Using tirzepatide resulted in a weight loss of 17.8% (95% CI: 16.3%-19.3%) compared with 12.4% (95% CI: 11.5%-13.4%) for semaglutide.
Despite the similarities between the two incretins, it should be pinpointed that while GIP activity is mainly pancreatic, GLP-1 activity is systemic.
GLP-1 elicits a range of GI, metabolic, and neurological effects, which can be regarded as facilitating nutrient digestion, absorption, and processing.
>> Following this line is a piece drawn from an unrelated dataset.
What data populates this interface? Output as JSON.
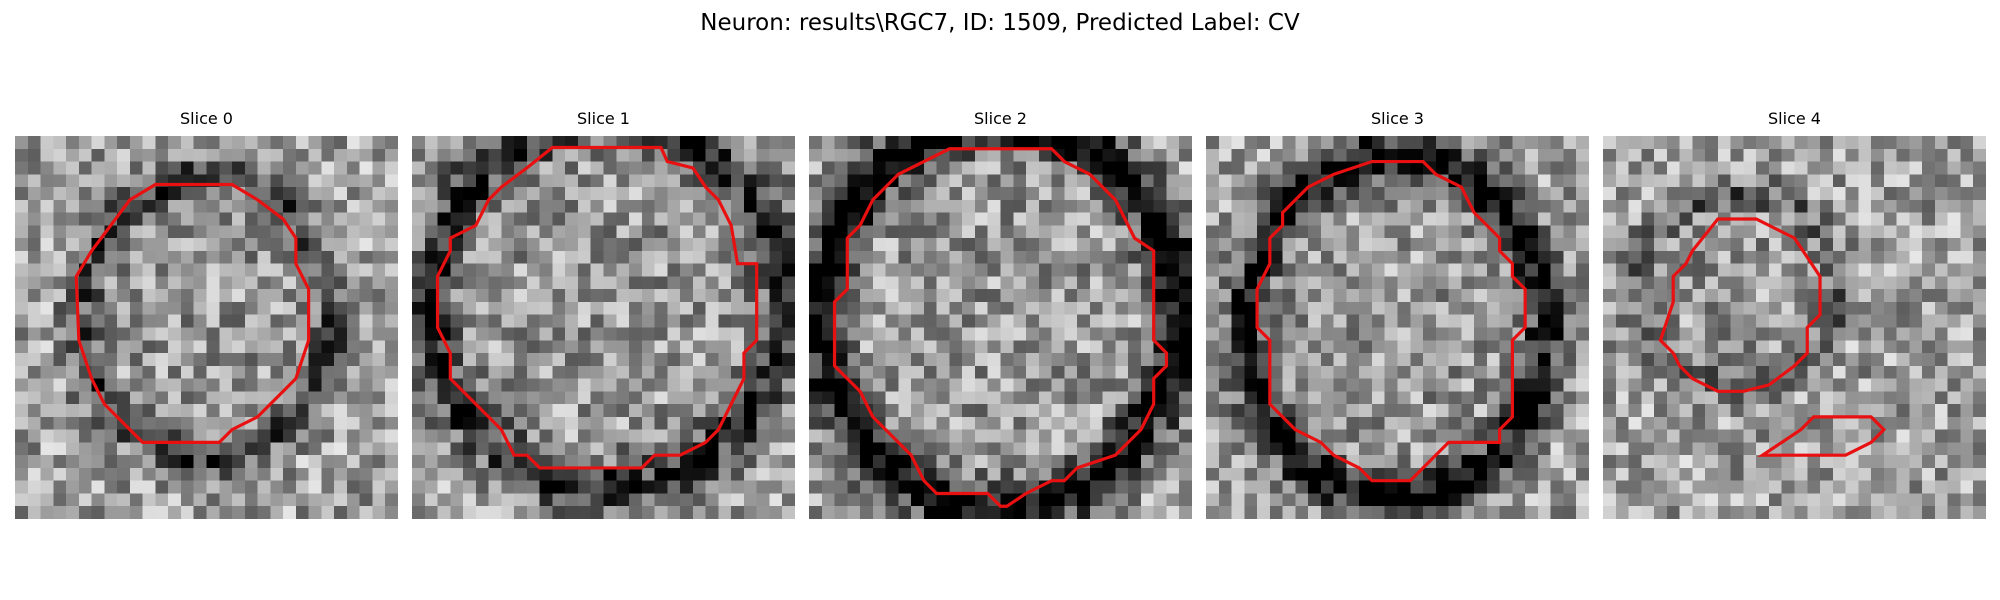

The best-studied function of GLP-1 is as an incretin hormone, acting to potentiate glucose-dependent insulin secretion from pancreatic beta cells.
CONCLUSION
From this deep dive into how our body monitors blood sugar, I’ve learned that first, we become “Insulin Resistant,” meaning that the insulin receptors along our cell membranes do not sense the presence of Insulin, and this causes our pancreas to make more insulin.
By using GLP-1, we can improve insulin resistance and optimize this system. Again, optimizing cell function and communication is the main role all peptides play in our body, and this includes these very popular weight-loss-inducing peptides.
Liraglutide was one of the initial GLP-1, but as medicine has advanced, the GLP-1 offerings have improved. Liraglutide requires a daily injection, posing less compliance, and, based on studies, appears to be less effective at reducing hunger. I used Liraglutide for a period of time; it did cause nausea, so I would dose at night and sleep through that sensation. It helped me maintain, but I wasn’t great and doing my dose daily, so I never saw an effective weight drop.
I tried semaglutide in 2023 and used it for six months to lose 25 lbs. I loved that it was a once-weekly injection. Semaglutide has a half-life of 7 days, whereas liraglutide has only 24 hours.
With the addition of the dual GLP-1/GIP receptor agonists, Tirzepatide appears to be the most effective at reducing weight, fat storage, reduction of glucagon, and building back insulin sensitivity. Tirzepatide, like semaglutide, also has a seven-day half-life, which means a once-weekly injection is easier for most people to find compliance with.